When I found out years later that he had died in a car accident, I shed no tears for him. I was actually a little happy about it.
I know. That makes me a truly terrible person. But in his death, I knew I would never have to look upon his evil face again.
Now he has a skateboard park named after him.
If I had killed my self due to all his tormenting, I am sure I would not have received such an honor.
And sometimes I did contemplate that.
And my mom will remind me of things I said or did at that time, things I have blocked out. Like one time when she was doing the dishes and I apparently threatened to cut my wrist with a knife.
Which begs the next question: If your kid does that, why wouldn’t you get them some help?
And another question: Teacher, if a kid in your class choses to do a report for your class on suicide, shouldn’t you take them aside and make sure they are OK? (It may have been for Psychology class, but still…)
Have you ever seen the movie “Never Been Kissed”? I find the high school flashbacks in that movie really relatable. My not-so-secret crush never invited me to prom and threw eggs at me, as happens in the movie. But when it was time to vote for who would ride on the Homecoming float, sometimes they would vote for unpopular people, just so they could ride it and be laughed at. Obviously it was meant to be an honor for the most popular girls. One year they did vote two sisters in who were not popular. They wisely declined from riding. One year I heard that I ranked quite high in votes as well. Thank you, assholes.
We were all stuck inside those walls together, sharing experiences. We all knew so much about each other.
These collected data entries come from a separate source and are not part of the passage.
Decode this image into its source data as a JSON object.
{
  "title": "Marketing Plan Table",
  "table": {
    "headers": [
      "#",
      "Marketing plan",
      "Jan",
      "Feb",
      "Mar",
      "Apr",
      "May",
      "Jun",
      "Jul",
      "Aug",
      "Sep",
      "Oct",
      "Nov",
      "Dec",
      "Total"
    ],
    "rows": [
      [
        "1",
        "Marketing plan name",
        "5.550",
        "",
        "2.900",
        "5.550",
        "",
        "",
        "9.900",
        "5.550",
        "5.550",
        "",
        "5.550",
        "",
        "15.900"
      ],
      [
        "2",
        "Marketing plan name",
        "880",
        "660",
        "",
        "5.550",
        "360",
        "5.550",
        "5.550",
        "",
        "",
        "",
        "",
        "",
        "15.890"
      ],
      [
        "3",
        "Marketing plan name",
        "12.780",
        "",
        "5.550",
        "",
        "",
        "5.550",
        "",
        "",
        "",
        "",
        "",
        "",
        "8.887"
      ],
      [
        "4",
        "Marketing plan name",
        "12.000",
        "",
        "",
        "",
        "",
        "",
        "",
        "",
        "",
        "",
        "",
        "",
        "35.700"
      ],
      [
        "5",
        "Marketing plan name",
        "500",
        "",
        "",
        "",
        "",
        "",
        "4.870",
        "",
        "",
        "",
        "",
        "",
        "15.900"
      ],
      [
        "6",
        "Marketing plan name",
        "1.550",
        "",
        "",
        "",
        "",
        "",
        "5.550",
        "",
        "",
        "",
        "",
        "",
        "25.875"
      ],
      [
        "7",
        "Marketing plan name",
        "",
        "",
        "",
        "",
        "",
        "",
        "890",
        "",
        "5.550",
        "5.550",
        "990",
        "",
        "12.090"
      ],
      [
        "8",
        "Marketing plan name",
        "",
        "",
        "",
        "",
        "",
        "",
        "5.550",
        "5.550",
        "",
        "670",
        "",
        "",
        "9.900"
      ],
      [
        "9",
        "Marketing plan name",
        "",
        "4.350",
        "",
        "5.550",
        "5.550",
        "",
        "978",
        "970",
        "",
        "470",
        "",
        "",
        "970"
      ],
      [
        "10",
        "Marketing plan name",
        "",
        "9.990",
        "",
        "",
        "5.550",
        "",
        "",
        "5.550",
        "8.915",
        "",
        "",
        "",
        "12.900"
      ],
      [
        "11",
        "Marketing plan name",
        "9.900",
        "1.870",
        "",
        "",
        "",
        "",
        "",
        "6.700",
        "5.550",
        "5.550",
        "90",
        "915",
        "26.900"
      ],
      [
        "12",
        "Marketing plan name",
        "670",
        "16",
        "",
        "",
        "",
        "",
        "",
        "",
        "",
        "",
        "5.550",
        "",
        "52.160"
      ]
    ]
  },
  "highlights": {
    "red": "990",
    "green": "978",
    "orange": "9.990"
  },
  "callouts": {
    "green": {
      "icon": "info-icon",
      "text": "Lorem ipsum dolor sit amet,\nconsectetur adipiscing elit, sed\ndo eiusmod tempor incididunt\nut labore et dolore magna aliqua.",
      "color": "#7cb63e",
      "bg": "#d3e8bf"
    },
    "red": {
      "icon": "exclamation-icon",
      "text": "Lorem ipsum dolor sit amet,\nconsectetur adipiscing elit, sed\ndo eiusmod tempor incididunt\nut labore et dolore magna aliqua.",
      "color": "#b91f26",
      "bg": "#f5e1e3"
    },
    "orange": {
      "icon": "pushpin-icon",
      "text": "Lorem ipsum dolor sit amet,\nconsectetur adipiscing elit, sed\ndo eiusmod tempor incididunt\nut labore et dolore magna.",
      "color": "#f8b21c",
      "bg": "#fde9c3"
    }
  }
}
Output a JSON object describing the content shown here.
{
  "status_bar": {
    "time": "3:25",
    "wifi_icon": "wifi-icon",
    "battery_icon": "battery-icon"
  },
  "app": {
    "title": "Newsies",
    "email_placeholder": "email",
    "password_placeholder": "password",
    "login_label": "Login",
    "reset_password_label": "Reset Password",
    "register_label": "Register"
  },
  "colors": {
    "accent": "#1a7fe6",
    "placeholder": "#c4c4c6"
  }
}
Why couldn’t we have embraced that? Why did we have to use that to cut each other down?
I had a dream, years after I was out of college. I dreamed I was in the Waldenbooks store at my local mall. (FYI—at the time I worked for a company connected to Waldenbooks.) In the dream, there were lots of people in there from high school. Some of the people I hated the most.
I began yelling at them, and telling them off. Telling them what I thought of them. I pushed bookshelves over on top of them, to hurt them physically as they had hurt me emotionally. And when I woke up…
I felt good. I felt like a little of the weight had lifted.
A little while later, I had a similar dream, where I was in the local grocery store. I was face-to-face with one of the guys I hated the most. A guy that my asbestos friend did hate the most. I yelled at him and told him off.
I also felt better after that dream. But, eventually, that relief passed. And now I write this post. To try and achieve some of that relief. To try to wash away some of the extreme hatred I have had for these people for decades. People who, I am sure, don’t remember me at all. They don’t remember they teased me. They don’t remember that I existed.
Some of these people have tried to be my friend on Facebook. I laugh at them and ignore their friend requests.
I will admit that I am not even sure I remember all of these events accurately, because time and hate have most likely warped them in my head.
I have SO MUCH HATE for these people. The ones who were the worst.
I still struggle with self-esteem issues to this day because of their name calling. Because of them snatching my stuff because it seemed amusing to them.
Will I be going to my 20 year reunion next year?
I not be thinkin’ so.
I definitely need to still work on it…
And all the bullying laws around today aren’t going to keep these things from happening. I was a quiet person (Oh, don’t ever call me “shy”. UGH! What is with adults and their mother f*cking labels!). I would never have reported that stuff to anyone.
Hell, at my job I had a girl make fun of a physical attribute I have, and I didn’t report her to Human Resources. But I totally wish I had. To this day. Ten years later.
God, I can’t imagine what kids today go through…
With cell phones and social media, they can’t even get away from bullying when they get home! At least after school I could nap on my couch to Ducktales and hide from it all.